Davutoğlu, Fransa'nın gündeme getirdiği Orta Doğu için yeni bir konferans düzenlenmesi önerisiyle ilgili bir soruyu yanıtlarken de, "Biz, olaya barış perspektifiyle bakıyoruz ve bu yüzden Orta Doğu'da iyi niyetli yapılan her açılımı destekleriz. Gazze savaşından sonra Şarm El Şeyh kentinde yapılan toplantının ardından 8 ay geçti, ama Gazze'de aynı felaket, sorunlar devam ediyor. Hedefini tam belirlememiş ve tam destek almamış konsferanslar, toplantılar, gereksiz hayal kırıklıkları yaşatabiliyor.

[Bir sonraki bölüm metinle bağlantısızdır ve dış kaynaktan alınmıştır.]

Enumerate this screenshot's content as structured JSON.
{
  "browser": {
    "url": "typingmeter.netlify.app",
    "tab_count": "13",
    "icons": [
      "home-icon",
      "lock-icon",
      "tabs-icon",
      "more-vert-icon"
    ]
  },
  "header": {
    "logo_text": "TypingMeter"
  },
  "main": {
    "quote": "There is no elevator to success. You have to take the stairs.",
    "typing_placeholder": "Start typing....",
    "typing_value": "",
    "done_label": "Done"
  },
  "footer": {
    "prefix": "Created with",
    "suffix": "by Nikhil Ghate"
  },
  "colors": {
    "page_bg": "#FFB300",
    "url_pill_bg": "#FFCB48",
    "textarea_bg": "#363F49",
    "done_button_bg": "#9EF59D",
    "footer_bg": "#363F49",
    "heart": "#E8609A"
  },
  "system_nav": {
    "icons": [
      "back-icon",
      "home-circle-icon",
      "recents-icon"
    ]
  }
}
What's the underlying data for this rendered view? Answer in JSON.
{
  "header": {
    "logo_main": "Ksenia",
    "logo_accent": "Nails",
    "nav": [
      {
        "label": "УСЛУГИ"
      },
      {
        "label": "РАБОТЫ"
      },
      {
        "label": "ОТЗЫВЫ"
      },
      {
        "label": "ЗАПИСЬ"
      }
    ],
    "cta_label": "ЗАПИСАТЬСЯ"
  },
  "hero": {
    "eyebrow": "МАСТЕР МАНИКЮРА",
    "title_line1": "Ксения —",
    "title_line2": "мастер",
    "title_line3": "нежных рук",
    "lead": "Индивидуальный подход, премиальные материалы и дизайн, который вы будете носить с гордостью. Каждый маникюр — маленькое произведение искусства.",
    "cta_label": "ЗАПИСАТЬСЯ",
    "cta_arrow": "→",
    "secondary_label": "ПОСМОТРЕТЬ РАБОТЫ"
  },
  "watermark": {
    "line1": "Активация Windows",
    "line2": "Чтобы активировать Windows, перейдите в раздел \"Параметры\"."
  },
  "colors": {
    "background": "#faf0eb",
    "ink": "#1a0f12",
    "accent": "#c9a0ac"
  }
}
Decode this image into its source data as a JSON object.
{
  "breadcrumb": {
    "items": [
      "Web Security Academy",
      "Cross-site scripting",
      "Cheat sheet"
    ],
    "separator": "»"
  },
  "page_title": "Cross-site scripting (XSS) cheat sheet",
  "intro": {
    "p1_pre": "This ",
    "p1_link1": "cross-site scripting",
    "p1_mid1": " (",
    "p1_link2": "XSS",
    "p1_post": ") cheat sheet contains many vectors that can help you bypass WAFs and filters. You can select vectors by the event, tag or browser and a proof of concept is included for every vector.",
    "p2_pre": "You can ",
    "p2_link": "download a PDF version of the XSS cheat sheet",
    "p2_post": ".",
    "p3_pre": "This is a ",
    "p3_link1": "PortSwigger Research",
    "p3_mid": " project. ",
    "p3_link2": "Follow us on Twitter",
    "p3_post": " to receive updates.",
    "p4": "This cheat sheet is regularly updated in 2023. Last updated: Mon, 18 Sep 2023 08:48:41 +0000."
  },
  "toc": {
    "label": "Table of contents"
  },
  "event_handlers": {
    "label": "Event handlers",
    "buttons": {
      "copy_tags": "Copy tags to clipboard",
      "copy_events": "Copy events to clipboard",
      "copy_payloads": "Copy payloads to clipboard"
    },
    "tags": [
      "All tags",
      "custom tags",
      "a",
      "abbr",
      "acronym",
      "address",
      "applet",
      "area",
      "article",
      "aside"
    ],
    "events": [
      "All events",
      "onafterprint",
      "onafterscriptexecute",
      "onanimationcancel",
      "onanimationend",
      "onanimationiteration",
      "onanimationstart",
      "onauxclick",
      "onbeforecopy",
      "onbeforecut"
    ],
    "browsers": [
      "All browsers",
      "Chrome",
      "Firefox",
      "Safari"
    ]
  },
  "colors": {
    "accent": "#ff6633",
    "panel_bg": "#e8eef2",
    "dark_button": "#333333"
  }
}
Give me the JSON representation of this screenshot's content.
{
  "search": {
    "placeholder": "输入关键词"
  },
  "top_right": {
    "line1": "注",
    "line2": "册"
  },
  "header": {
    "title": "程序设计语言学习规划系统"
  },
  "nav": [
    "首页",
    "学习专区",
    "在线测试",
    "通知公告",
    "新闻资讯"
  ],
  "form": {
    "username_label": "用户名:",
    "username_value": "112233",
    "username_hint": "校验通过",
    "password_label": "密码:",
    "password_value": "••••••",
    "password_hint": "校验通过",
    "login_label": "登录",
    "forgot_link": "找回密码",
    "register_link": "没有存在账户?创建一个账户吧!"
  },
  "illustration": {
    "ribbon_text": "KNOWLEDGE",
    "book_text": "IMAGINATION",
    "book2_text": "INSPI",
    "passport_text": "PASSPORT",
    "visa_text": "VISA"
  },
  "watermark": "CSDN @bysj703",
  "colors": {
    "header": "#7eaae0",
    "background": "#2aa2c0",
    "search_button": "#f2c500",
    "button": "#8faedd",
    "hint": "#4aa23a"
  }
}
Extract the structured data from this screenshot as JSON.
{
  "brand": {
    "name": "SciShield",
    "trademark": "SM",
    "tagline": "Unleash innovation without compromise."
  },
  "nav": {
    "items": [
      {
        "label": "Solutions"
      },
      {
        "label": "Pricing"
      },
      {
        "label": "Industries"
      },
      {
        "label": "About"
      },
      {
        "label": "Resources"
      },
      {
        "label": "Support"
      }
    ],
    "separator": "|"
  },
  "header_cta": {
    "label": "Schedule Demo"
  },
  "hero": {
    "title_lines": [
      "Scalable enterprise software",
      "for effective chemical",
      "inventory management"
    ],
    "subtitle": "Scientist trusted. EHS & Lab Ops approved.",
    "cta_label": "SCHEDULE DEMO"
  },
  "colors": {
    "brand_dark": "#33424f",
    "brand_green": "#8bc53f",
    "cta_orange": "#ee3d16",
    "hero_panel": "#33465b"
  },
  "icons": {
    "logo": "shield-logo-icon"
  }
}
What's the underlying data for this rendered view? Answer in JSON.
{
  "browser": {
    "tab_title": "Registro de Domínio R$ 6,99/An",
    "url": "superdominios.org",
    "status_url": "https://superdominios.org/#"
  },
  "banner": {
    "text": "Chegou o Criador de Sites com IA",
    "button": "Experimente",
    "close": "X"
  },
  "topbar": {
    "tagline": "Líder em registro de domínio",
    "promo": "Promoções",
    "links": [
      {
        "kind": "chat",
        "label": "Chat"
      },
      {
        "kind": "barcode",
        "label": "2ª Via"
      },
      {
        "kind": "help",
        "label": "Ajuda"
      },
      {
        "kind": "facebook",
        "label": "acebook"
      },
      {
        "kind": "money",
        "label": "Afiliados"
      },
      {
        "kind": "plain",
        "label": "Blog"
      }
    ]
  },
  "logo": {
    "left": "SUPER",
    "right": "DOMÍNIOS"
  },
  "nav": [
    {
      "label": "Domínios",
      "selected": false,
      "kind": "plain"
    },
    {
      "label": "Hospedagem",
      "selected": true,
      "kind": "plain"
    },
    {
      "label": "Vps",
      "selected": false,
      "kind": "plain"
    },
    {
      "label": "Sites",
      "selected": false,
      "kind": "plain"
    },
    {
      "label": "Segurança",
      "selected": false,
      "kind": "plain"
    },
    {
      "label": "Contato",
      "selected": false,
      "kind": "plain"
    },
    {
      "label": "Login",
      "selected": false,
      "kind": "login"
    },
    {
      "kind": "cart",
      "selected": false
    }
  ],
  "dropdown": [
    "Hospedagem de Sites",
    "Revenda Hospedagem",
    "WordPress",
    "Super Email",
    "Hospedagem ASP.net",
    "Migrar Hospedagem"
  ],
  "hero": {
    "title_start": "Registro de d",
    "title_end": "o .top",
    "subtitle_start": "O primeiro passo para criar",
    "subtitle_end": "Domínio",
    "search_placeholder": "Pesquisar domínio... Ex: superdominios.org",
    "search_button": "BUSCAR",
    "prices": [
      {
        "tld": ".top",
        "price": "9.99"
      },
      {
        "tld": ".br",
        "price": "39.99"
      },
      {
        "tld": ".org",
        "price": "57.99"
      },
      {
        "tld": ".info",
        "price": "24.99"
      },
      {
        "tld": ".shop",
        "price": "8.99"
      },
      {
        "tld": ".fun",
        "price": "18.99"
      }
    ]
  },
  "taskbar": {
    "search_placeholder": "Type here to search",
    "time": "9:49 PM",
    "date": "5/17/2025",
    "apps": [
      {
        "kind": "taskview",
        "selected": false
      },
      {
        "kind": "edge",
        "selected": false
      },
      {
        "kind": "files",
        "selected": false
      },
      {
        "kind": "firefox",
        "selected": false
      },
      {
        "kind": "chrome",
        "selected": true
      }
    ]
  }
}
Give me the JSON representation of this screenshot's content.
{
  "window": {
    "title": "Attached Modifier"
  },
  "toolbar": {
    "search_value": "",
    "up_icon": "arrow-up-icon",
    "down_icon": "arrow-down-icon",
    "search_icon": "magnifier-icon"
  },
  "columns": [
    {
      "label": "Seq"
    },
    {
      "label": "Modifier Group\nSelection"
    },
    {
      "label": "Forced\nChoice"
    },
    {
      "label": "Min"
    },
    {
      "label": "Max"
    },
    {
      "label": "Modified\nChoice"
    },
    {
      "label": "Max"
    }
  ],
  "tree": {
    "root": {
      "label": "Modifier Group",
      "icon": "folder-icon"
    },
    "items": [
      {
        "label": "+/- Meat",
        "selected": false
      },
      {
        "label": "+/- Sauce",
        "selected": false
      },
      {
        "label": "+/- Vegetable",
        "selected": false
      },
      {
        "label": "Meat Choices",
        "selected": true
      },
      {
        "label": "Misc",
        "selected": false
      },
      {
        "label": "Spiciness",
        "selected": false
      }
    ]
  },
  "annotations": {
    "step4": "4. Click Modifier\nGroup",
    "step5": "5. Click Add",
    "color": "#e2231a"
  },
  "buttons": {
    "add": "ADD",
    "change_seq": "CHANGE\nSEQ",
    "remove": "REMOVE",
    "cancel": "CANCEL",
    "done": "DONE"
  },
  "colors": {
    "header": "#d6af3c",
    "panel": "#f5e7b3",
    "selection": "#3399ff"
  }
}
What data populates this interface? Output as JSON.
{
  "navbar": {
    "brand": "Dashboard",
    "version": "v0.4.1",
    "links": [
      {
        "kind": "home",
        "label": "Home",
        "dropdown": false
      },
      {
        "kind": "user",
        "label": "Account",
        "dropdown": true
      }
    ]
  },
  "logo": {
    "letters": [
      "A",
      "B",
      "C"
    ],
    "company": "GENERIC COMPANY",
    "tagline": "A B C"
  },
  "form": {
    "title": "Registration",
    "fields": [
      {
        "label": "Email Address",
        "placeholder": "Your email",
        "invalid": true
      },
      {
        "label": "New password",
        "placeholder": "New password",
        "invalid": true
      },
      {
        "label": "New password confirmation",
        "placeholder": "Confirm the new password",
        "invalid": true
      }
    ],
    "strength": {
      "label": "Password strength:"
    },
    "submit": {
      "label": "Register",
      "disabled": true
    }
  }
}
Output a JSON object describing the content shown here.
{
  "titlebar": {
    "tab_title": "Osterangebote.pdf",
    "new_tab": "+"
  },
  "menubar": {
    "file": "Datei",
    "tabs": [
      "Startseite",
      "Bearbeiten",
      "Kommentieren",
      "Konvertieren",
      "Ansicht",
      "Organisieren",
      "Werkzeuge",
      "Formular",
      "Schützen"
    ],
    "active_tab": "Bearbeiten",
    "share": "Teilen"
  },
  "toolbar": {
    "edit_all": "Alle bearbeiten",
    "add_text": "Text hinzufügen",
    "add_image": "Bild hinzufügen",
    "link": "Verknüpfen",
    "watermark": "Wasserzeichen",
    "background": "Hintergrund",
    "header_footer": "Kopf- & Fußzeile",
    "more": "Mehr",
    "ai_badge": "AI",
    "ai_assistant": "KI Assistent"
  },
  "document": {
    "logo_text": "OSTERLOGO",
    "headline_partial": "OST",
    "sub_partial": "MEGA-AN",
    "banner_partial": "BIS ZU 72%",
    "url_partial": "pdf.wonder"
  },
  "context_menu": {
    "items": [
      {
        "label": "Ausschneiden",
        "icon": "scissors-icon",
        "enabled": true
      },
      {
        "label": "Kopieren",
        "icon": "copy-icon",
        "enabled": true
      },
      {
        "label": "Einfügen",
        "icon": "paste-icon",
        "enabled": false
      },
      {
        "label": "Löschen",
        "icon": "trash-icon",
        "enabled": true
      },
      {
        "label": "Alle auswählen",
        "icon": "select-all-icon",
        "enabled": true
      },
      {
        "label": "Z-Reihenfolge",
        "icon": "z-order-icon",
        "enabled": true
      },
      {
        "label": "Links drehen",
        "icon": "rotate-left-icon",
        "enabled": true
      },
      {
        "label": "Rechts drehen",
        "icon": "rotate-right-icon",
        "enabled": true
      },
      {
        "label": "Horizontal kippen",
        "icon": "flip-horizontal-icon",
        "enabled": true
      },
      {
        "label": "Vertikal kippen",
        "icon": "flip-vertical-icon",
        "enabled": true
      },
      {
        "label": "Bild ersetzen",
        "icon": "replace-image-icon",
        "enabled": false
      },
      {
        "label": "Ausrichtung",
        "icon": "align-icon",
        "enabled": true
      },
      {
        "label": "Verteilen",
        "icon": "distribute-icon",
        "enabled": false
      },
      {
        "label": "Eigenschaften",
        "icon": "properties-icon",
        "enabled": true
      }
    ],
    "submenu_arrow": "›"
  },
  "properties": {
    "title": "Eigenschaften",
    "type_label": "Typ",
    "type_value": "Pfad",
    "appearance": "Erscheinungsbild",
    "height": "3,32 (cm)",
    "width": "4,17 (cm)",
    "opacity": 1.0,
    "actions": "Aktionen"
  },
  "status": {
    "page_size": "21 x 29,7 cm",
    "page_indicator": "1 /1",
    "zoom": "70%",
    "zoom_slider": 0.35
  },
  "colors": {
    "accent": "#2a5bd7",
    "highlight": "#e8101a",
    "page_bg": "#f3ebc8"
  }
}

Biz Türkiye olarak Obama'nın da Orta Doğu politikasını destekliyoruz. Fransa'nın da böyle bir girişimi olursa bunu da destekleriz" açıklamasında bulundu.
Türkiye'nin "her iki tarafın da açık olması halinde" İsrail ile Suriye arasında yeniden bir arabuluculuğa hazır olduğunu kaydeden Davutoğlu, "Türkiye, bu arabuluculuğu prestij için veya bir taraf adına barış istemek için yapmıyor. Konuya tamamen bölgesel barış kapsamında bakıyor" şeklinde konuştu.
Bu arada, İspanya'ya resmi ziyarette bulunan Davutoğlu, programında olmadığı halde, Kral Juan Carlos tarafından da kabul edildi.
Madrid'deki temaslarını tamamlayan Davutoğlu, akşam saatlerinde Barcelona'ya geçerek burada Türkiye Başkonsolosluğunun açılışını yapacak.